In all, the organization is spending $350,000 on the month-long series of ads, billboards and radio spots to lure couples to romantic getaways in the nation’s capital — more than triple the $100,000 it spent on last year’s Date Night D.C. efforts. (The ads are also to appear in The Washington Post.)

“We wanted to announce Washington as a sexy place to be,” said Kate Gibbs, a spokeswoman for Destination D.C. “People might come here for the fireworks in the summer or for a weekend during the Cherry Blossom Festival, but we wanted to say, ‘Hey, you can come here for a romantic weekend, too.’”

Branding has become more and more important for communities big and small these days.

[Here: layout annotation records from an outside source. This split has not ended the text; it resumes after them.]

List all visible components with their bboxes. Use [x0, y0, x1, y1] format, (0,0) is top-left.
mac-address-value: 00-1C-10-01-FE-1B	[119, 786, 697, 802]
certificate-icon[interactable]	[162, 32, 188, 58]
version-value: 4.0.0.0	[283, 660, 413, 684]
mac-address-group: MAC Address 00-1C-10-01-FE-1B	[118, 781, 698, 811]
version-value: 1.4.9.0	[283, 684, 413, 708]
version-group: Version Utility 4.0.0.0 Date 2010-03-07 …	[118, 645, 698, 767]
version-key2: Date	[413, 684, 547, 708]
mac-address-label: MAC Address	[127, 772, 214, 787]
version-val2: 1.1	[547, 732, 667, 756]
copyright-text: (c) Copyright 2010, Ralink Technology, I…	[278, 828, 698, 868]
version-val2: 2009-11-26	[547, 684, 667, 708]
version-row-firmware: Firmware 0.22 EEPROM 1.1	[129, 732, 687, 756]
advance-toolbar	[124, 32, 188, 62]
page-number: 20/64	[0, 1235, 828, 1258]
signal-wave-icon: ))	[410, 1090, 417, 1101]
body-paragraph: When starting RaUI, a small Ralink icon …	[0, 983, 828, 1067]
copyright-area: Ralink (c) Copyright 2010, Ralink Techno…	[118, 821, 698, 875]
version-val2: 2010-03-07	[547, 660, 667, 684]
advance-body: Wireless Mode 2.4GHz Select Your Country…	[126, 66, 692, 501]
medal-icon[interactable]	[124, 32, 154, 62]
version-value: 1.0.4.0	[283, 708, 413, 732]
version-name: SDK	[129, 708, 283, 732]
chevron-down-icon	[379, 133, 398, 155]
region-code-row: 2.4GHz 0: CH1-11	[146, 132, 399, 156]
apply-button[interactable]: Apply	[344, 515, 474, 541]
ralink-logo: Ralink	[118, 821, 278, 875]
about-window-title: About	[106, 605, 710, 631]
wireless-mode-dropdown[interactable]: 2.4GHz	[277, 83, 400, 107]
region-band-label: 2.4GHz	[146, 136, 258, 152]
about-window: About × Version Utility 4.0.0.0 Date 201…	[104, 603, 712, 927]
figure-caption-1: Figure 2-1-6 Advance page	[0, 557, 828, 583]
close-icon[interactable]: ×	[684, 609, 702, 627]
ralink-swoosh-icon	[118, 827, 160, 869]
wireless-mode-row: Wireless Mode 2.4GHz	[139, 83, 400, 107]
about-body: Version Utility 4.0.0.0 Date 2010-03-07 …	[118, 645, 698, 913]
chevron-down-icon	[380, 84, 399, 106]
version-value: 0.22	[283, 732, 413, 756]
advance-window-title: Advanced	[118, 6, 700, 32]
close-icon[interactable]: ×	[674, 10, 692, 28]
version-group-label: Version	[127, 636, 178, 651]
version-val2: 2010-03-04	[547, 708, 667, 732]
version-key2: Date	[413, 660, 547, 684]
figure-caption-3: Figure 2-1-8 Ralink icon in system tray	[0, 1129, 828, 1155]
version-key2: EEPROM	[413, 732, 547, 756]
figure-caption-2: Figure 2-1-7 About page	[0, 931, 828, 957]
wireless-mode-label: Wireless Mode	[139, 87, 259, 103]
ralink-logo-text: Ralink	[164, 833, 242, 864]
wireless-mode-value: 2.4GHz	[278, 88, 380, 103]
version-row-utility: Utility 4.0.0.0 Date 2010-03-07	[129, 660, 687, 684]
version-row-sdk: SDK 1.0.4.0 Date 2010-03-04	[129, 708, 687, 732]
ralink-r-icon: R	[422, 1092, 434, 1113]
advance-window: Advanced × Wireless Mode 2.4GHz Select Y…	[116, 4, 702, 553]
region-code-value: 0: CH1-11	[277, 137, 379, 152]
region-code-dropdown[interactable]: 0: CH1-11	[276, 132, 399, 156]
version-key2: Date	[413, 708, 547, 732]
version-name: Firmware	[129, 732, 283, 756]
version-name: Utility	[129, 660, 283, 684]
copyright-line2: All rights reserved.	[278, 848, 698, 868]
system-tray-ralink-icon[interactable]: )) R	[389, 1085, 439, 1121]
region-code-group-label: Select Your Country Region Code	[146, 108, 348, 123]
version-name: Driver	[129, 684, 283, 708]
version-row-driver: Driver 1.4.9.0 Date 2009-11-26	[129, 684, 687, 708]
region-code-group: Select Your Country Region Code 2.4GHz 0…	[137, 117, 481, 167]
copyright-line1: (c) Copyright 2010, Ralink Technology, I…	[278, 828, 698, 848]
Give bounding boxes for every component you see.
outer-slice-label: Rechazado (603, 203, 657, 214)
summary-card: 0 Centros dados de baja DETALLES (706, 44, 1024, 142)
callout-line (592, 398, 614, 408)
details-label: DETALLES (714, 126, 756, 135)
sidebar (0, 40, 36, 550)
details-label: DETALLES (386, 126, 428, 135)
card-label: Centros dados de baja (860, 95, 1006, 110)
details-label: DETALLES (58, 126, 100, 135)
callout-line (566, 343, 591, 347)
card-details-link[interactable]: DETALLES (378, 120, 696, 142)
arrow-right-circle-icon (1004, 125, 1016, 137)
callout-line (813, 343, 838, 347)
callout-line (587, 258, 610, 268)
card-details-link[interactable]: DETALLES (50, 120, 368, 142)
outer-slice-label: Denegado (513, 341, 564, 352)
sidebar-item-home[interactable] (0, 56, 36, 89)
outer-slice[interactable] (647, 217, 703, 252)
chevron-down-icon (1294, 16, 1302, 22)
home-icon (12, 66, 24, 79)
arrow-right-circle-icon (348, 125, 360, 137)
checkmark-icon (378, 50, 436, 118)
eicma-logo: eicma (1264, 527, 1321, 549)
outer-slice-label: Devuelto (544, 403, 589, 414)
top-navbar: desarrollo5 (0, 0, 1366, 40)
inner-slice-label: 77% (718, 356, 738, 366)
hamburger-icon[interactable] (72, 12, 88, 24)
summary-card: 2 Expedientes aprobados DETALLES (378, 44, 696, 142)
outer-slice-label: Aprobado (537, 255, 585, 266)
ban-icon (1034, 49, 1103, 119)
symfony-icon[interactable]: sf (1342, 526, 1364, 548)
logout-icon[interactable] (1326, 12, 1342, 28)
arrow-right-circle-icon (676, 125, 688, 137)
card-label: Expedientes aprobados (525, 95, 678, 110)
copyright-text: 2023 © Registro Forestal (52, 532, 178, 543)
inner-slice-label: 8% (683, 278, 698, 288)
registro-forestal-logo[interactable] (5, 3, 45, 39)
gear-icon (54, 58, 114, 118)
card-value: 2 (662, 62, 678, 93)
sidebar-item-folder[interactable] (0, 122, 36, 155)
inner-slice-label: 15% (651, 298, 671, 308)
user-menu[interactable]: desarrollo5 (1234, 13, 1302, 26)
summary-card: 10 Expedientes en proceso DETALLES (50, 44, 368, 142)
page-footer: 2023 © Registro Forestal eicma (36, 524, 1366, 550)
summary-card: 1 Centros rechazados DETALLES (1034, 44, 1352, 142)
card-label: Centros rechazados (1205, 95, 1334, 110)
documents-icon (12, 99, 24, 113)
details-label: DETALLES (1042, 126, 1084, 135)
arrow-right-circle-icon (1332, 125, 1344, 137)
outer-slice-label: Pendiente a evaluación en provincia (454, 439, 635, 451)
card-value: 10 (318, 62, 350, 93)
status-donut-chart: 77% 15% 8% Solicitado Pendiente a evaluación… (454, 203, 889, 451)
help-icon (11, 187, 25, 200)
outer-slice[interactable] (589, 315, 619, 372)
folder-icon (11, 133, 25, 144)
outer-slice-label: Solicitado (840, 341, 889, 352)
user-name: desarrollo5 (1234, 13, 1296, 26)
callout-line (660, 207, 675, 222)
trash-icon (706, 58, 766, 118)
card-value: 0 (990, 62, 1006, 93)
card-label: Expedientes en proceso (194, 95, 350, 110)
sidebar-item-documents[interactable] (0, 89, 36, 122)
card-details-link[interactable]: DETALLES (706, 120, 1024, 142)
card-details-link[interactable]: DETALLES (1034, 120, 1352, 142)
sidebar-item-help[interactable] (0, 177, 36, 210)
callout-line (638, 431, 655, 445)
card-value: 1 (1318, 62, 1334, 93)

In Herndon, town officials are making similar strides on a smaller scale as the city prepares to welcome its first Metro stop in 2016.

“For us, living in the shadow of Washington, D.C., has been great,” said Lisa C. Merkel, the mayor of Herndon. “We love that we’re so close to an urban center. But at the same time, we have a small downtown, quaint streets. We wanted to make sure people out there knew that.”

So far, the town has spent $51,000 on brand consulting and has set aside another $100,000 to further its message, Merkel said.

District-based Trialogue Studio redesigned the city’s logo and created a marketing campaign that highlights the town’s weekly concerts, small boutiques and accessible bike trails.

The idea, said Michael Altman, a partner at Trialogue Studio, is to promote Herndon as “a 21st century small town,” that might appeal to smaller businesses and a younger demographic interested in taking the Metro to work.

Trialogue Studio has created marketing campaigns for everything from neighborhoods (the District’s Mount Vernon Square) and cities (Sacramento, Raleigh, Calgary) to entire countries (the Republic of Armenia).

Here, Altman shares his three-step approach to finding a city’s brand — and selling it.

Define — The first step, he says, is to figure out exactly how people in the community and outside of it perceive a given neighborhood, city or country.

In Herndon, officials surveyed hundreds of residents as well as passersby in nearby Reston Town Center for their impressions of the town.

Then, Altman’s team sought out a group of local movers and shakers — representatives from economic development groups, local organizations and the like — for their views on the community’s strengths.

“No one person holds the key to an entire city,” Altman said. “The mayor holds a piece of it. The hotels hold a piece of it. It’s very disjointed — everybody has their own idea about what part of the story they want to tell and what part of the story they want to emphasize. So our job is to agree on, ‘What is that story?’”

Express — Once a message is agreed, Altman said the challenge is to figure out what the city can realistically promise to visitors and residents.

“Even Las Vegas, which has the most defined sense of who they are, even they struggle with this,” he said.

Year ago, Vegas tried to woo families, Altman said. “You know what families don’t do when they go to Vegas? They don’t gamble. The city failed miserably because people were disappointed — they had nothing to do when they got there with their kids.”

Launch — “Now that we have a clear strategy for who we are and how we want to get there, we start to figure out the plan that will make it happen,” Altman said. “Where are our feeder markets? Where are people most likely to come from? And then we advertise in those markets.”

For Washington, that means taking out ads throughout the Mid-Atlantic region, with an eye toward cities like Richmond and Philadelphia.

“Whether it’s a small neighborhood or an entire country, the process is very much the same,” he said. “Having a strong image can make a city very competitive.”